I've seen similar issues with Unbound, BIND 9 and other DNS resolver on Linux, BSD and other Unix systems.
Part of the problem can be the memory allocator used in the OS or in the application. With many small allocations that are typical for a DNS resolver, the memory fragments fast.
I usually plan at least 50%, sometimes 100% or 200% the amount of memory as configured in the DNS resolver application. That is if the resolver is configured with 1 GB of cache memory, I've made sure there is at least 1.5-3 GB of physical memory reserved to account for memory fragmentation.
Testing out other (better for small memory allocations) memory allocators might help.
ISC is now recommending "jemalloc" (https://jemalloc.net/) for BIND 9.
I've heard good things about "mimalloc" (https://github.com/microsoft/mimalloc), but never had the chance to test it on a really busy DNS resolver.
I did a webinar in 2022 for ISC on the topic (Slide 4.10ff):
https://www.isc.org/docs/2022-webinar-bind-memory-management.pdf
Measuring the "working set" is important (see Slide 5.12ff).
Other interesting resources on memory allocators:
https://blog.reverberate.org/2009/02/one-malloc-to-rule-them-all.html
https://web.archive.org/web/20110607183215/http://blog.pavlov.net/2007/11/21/malloc-replacements/
http://hoard.org/
The books from Brandon Gregg are excellent, but mostly Linux centric these days (1st edition was also about Solaris):
Systems Performance: Enterprise and the Cloud, 2nd Edition (2020)
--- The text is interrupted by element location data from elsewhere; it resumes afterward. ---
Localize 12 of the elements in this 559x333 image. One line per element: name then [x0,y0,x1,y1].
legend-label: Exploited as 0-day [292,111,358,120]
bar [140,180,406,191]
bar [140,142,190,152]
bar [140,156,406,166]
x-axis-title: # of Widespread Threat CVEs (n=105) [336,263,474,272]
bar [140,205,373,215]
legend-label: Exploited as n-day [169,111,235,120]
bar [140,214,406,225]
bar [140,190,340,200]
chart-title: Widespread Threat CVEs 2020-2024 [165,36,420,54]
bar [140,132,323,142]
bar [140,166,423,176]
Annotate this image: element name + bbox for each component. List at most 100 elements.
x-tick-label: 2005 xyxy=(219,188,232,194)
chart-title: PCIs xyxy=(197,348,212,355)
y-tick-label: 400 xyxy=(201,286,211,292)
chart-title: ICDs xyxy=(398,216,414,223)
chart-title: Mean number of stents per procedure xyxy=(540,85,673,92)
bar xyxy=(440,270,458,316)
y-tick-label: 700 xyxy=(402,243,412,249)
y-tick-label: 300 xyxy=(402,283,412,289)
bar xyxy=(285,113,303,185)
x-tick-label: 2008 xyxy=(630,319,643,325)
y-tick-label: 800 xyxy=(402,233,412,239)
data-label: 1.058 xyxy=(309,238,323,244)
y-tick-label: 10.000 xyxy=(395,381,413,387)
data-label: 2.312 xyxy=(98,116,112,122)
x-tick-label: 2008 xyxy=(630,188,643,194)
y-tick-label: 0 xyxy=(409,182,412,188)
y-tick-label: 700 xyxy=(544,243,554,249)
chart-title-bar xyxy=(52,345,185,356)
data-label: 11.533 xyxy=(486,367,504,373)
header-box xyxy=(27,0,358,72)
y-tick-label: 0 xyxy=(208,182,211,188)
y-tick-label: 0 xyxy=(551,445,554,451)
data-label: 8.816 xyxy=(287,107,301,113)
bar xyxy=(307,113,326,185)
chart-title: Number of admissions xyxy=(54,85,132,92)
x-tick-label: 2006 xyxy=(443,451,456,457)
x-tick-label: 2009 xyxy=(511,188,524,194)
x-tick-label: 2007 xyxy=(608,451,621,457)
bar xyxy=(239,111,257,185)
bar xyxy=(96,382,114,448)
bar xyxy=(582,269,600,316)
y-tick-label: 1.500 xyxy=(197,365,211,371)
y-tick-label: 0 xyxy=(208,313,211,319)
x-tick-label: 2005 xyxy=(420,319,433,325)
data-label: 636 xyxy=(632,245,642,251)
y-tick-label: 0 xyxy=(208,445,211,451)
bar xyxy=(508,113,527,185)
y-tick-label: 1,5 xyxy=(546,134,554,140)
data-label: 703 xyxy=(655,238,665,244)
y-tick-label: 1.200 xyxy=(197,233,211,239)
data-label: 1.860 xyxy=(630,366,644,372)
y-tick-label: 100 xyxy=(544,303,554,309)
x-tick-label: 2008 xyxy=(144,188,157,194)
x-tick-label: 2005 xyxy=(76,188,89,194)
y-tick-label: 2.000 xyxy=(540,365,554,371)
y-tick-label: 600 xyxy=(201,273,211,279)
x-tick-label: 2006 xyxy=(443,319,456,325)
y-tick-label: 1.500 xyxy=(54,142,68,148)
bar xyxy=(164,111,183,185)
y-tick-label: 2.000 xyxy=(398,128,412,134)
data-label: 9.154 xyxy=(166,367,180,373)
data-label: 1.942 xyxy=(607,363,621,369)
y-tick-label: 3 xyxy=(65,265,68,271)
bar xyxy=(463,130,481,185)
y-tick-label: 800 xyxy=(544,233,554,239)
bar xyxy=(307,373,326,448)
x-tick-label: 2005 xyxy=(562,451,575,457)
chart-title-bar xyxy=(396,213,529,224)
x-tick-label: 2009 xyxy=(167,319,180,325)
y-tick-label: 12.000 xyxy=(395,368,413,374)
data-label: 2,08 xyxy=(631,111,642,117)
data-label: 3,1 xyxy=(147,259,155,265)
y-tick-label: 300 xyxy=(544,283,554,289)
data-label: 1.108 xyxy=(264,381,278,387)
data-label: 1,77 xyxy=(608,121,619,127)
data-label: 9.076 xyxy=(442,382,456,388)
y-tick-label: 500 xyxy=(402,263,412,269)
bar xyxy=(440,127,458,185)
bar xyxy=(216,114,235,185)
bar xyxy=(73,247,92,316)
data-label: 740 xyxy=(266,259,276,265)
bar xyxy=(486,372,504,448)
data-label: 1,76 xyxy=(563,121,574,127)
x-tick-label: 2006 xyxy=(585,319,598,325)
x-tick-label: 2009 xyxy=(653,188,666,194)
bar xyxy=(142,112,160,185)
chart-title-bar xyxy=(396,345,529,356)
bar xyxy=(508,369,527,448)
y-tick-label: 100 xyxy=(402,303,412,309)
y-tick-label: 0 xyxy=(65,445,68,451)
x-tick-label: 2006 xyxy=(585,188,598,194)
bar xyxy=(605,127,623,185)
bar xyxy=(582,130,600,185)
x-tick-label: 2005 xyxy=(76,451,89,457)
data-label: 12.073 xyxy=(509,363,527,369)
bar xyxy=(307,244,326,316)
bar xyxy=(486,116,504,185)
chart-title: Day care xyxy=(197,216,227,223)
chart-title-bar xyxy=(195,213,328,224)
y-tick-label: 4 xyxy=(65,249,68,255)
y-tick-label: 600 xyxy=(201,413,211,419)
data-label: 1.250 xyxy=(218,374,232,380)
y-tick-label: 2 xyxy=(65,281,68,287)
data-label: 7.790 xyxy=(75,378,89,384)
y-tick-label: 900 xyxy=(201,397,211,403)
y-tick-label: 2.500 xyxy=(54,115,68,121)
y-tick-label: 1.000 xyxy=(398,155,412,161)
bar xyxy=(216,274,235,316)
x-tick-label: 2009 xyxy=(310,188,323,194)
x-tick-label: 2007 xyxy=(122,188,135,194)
https://www.brendangregg.com/systems-performance-2nd-edition-book.html
While I run my own little DNS servers on NetBSD and OpenBSD, all my experience with large ISP resolver are on Linux.
When I was operating a farm of DNS resolver for an cable ISP in Germany for > 1M subscriber, we've configured the DNS resolver cache to be around 1G. At that point of time (5 years ago) that was the sweet spot for cache size. Larger caches did not help with the query performance or DNS resolver load, as most records cached were only queries once and never again from the cache. Your customer base might vary, but a large cache is not always the optimal configuration.
If you need help compiling Unbound or BIND 9 with a custom allocator for/on NetBSD, let me know.